Story and photo by Derek Doeffinger
Head to the Cornell Botanic Gardens in the next week and you’ll not only get to see flowers bursting into top summer form, but you’ll find two new eye-catching, creative displays.
The creative displays greet you the moment you walk in from the parking lot to the main gardens (into your map app, enter Nevin Welcome Center, 124 Comstock Knoll Drive, Ithaca, New York).
The displays are bold and brash. Together they engage you to consider and enjoy opposite approaches to flowers: the artistic and the scientific. You simply can’t miss the glass and steel sculpture of a double allium. Art in its purest form and twelve feet tall, this graceful sculpture towers over you and the garden beneath it. Emerging from arching six-foot lancet leaves, two giant allium blooms, looking like 1960 sci-fi satellites, top the sculpture. Each shimmers with purple blown-glass florets. The sculpture is both realistic and inspired. Blacksmith artist Jenny Pickford of England created it.
The other side of flower creativity, only a few steps away, reveals the scientific approach. One that may benefit you. It’s a garden—a trial garden. It’s filled with annual flowers being developed and tested by commercial growers. Exceptionally colorful, these are the flowers that might show up in your local nursery in a few years.
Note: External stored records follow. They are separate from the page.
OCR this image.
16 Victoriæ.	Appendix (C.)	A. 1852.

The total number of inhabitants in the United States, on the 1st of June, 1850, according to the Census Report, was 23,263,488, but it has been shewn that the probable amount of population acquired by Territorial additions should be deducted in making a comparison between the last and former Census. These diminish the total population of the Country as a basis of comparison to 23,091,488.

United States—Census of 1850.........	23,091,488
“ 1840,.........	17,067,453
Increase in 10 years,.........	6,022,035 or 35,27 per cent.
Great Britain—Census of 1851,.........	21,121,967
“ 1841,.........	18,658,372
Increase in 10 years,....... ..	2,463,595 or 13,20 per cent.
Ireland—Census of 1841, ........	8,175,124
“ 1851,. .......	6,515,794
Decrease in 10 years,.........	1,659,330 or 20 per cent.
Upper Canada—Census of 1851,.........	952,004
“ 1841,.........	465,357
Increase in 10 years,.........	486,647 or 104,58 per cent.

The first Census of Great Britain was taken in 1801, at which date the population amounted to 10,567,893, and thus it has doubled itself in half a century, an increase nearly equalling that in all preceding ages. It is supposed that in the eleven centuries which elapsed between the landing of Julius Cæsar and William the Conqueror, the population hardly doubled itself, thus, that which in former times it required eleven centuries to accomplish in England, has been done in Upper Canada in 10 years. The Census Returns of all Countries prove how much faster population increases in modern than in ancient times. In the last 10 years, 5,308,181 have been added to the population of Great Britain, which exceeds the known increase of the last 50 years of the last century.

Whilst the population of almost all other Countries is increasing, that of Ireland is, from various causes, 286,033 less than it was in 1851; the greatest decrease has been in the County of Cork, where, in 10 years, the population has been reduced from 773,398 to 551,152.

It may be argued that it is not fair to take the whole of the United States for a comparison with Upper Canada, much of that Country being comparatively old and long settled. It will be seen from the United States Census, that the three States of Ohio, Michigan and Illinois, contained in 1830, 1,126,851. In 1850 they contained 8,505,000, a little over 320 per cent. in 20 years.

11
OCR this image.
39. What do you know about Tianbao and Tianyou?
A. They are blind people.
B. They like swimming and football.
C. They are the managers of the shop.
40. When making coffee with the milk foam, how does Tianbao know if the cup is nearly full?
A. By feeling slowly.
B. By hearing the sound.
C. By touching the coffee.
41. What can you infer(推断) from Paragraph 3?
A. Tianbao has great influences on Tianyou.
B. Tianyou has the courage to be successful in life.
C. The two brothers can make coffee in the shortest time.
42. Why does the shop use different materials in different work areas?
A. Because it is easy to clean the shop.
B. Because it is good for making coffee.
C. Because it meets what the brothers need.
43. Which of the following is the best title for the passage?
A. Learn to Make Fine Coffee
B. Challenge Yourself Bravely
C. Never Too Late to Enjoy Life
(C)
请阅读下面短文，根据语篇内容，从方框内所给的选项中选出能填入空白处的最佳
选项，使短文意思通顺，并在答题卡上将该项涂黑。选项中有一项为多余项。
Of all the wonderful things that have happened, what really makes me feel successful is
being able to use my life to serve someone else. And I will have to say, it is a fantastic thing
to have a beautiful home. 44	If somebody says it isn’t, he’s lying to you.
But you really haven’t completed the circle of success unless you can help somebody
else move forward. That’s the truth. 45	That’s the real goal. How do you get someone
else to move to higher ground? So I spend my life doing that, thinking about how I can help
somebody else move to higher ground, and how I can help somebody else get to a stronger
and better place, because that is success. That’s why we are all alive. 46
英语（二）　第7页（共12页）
But until then you’ll have to come here to see the colors that might be in your planting future.
The only thing missing from the Botanic Gardens is a butterfly and hummingbird garden. They could call it the Endangered Migrating Lepidoptera Restoration and Salvation Garden to meet their mission statement. But it would be a good way to educate and encourage the public to proliferate the plants so many traveling butterflies (and other pollinators) need; and get even more people to visit and learn about plants.